Case: I settled on the Node 304 because it was a good compromise between level of difficulty of build, thermal characteristics, and small size. I also considered the Lian Li TU200b but it would have been more difficult to work in, and was difficult to find a few weeks ago, and probably would have run hotter. The 304 is a nice case with good thermal characteristics and a handy fan control switch. I did have to RMA the psu extender that comes with the case, but Fractal Designs sent me a new one quickly. There are a few things that I don't like about the case. Despite its size, it doesn't really have the feel of something designed for portability. For example, the vent pop out rather easily if you are moving it around much. Another thing about it is that the PSU chords come into contact with the GPU backplate, which is mostly just a result of having a huge GPU in a small system. This isn't really a problem except possibly for thermal flow if you are overclocking. One solution to this would be to get a SFX PSU, but these tend to be lower wattage and less reliable, so either way, overclocking your GPU in this case may be somewhat challenging.
GPU: I considered going with the Zotac Amp! Extreme version of the 980 ti but I realized that it was too wide due to its extra large heatsink and fans. The EVGA Classified version that I selected is about as large a GPU as you can fit in this case without risking damaging either the PSU cords or the card. You can actually see the motherboard sag in a picture above :). It is a bit fiddly to get in and out but not too bad. The EVGA classified version seems to overclock fairly well despite the thermal limitations imposed by a small case. I am able to get it up to about 1460 mhz. I would be curious to see if a blower style 980 ti would fair better thermally. This card is very quiet with the fans not even turning on for most games under stock settings.
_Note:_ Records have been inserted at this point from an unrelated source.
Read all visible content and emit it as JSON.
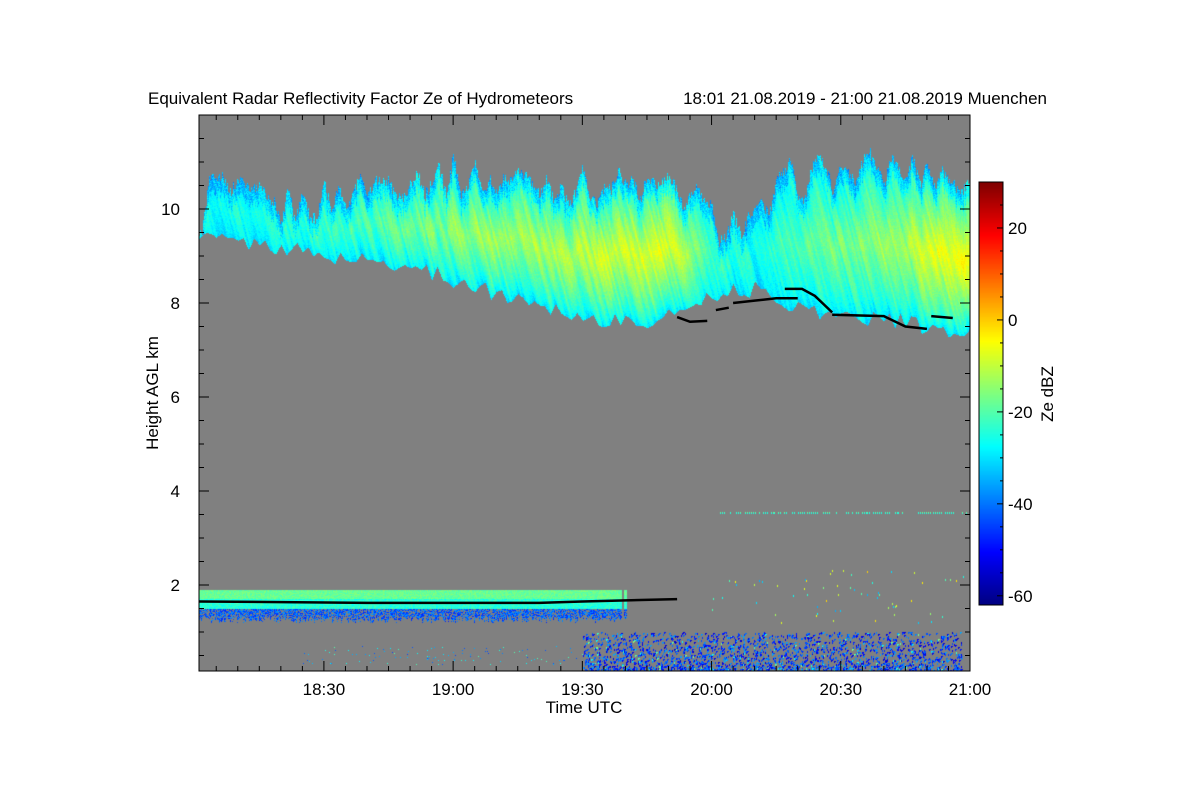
{
  "chart_data": {
    "type": "heatmap",
    "title": "Equivalent Radar Reflectivity Factor Ze of Hydrometeors",
    "period": "18:01 21.08.2019 - 21:00 21.08.2019 Muenchen",
    "xlabel": "Time UTC",
    "ylabel": "Height AGL km",
    "x_unit": "minutes after 18:00 UTC",
    "xlim": [
      1,
      180
    ],
    "x_ticks": [
      {
        "value": 30,
        "label": "18:30"
      },
      {
        "value": 60,
        "label": "19:00"
      },
      {
        "value": 90,
        "label": "19:30"
      },
      {
        "value": 120,
        "label": "20:00"
      },
      {
        "value": 150,
        "label": "20:30"
      },
      {
        "value": 180,
        "label": "21:00"
      }
    ],
    "ylim": [
      0.17,
      12
    ],
    "y_ticks": [
      {
        "value": 2,
        "label": "2"
      },
      {
        "value": 4,
        "label": "4"
      },
      {
        "value": 6,
        "label": "6"
      },
      {
        "value": 8,
        "label": "8"
      },
      {
        "value": 10,
        "label": "10"
      }
    ],
    "background_color": "#808080",
    "colorbar": {
      "label": "Ze dBZ",
      "colormap": "jet",
      "clim": [
        -62,
        30
      ],
      "ticks": [
        {
          "value": 20,
          "label": "20"
        },
        {
          "value": 0,
          "label": "0"
        },
        {
          "value": -20,
          "label": "-20"
        },
        {
          "value": -40,
          "label": "-40"
        },
        {
          "value": -60,
          "label": "-60"
        }
      ]
    },
    "upper_cloud": {
      "columns": [
        "time_min",
        "top_km",
        "base_km",
        "core_dBZ"
      ],
      "profile": [
        [
          1,
          9.6,
          9.4,
          -25
        ],
        [
          4,
          10.6,
          9.4,
          -25
        ],
        [
          10,
          10.2,
          9.3,
          -25
        ],
        [
          20,
          10.0,
          9.2,
          -25
        ],
        [
          30,
          10.2,
          9.0,
          -22
        ],
        [
          40,
          10.5,
          8.9,
          -20
        ],
        [
          50,
          10.7,
          8.8,
          -18
        ],
        [
          60,
          10.7,
          8.5,
          -15
        ],
        [
          70,
          10.6,
          8.2,
          -12
        ],
        [
          80,
          10.6,
          8.0,
          -12
        ],
        [
          90,
          10.5,
          7.7,
          -10
        ],
        [
          100,
          10.5,
          7.6,
          -8
        ],
        [
          108,
          10.4,
          7.6,
          -6
        ],
        [
          115,
          10.3,
          8.0,
          -15
        ],
        [
          120,
          9.8,
          8.2,
          -22
        ],
        [
          130,
          9.6,
          8.3,
          -25
        ],
        [
          138,
          10.6,
          8.0,
          -20
        ],
        [
          145,
          10.7,
          7.8,
          -18
        ],
        [
          155,
          10.8,
          7.7,
          -15
        ],
        [
          165,
          10.8,
          7.6,
          -12
        ],
        [
          172,
          10.8,
          7.4,
          -5
        ],
        [
          180,
          10.5,
          7.3,
          -5
        ]
      ]
    },
    "lower_layer": {
      "t_start": 1,
      "t_end": 98,
      "top_km": 1.9,
      "base_km": 1.35,
      "top_dBZ": -18,
      "mid_dBZ": -24,
      "base_dBZ": -42
    },
    "cloud_base_lines": [
      [
        [
          1,
          1.65
        ],
        [
          40,
          1.62
        ],
        [
          80,
          1.62
        ],
        [
          90,
          1.65
        ],
        [
          112,
          1.7
        ]
      ],
      [
        [
          112,
          7.7
        ],
        [
          115,
          7.6
        ],
        [
          119,
          7.62
        ]
      ],
      [
        [
          121,
          7.85
        ],
        [
          124,
          7.9
        ]
      ],
      [
        [
          125,
          8.0
        ],
        [
          130,
          8.05
        ],
        [
          135,
          8.1
        ],
        [
          140,
          8.1
        ]
      ],
      [
        [
          137,
          8.3
        ],
        [
          141,
          8.3
        ],
        [
          144,
          8.15
        ],
        [
          148,
          7.8
        ]
      ],
      [
        [
          148,
          7.75
        ],
        [
          160,
          7.72
        ],
        [
          165,
          7.5
        ],
        [
          170,
          7.45
        ]
      ],
      [
        [
          171,
          7.72
        ],
        [
          176,
          7.68
        ]
      ]
    ],
    "speckle_line": {
      "t_start": 122,
      "t_end": 180,
      "height_km": 3.55,
      "dBZ": -25
    },
    "ground_clutter": {
      "t_start": 90,
      "t_end": 178,
      "h_min": 0.2,
      "h_max": 1.0,
      "dBZ": -45
    }
  }
}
PSU: The 750 watt cooler is the smallest of its power rating, and it may be the only 750 watt cooler than will enable a 980 ti sized GPU in the Node 304. It may be overkill, but you know what they say about cheaping out on PSUs. This PSU was making a scraping sound when the fan turned on, and it took me a while to figure out it was the psu fan that was making the sound because it only turns on under very high loads. When I took it out of the case and reinstalled it, it stopped, so there must have been something that was brushing up against the fan.
Cooler: I copied the user "paintedcow" for the cooler selection, and I like the performance. It's very quiet, and I am able to overclock to 4.6 ghz at least (I haven't tried higher) with the temps staying below 70 on realbench.
Conclusions All in all, it was a fairly easy build, though the size makes it a bit more difficult, which means you will want to put things together in a logical order. Don't wait to plug in the tiny front panel power switch/hdd light/pwr light pins till you have everything else connected, like I did.
Though this chip struggles to differentiate itself from the 5820k when both are overclocked, the z197 is the more economical chipset for gaming purposes. I'm able to overclock to 4.6 ghz easily on air.
The motherboard has been good. It supposedly has high end audio including discrete DAC and headphone amplifiers, and although I am not extremely impressed with the quality when it is driving my high end planar magnetic headphones, it's probably better than my macbook's sound card. I had to update the motherboards BIOS in order to drive my ram at the advertised 2800 mhz.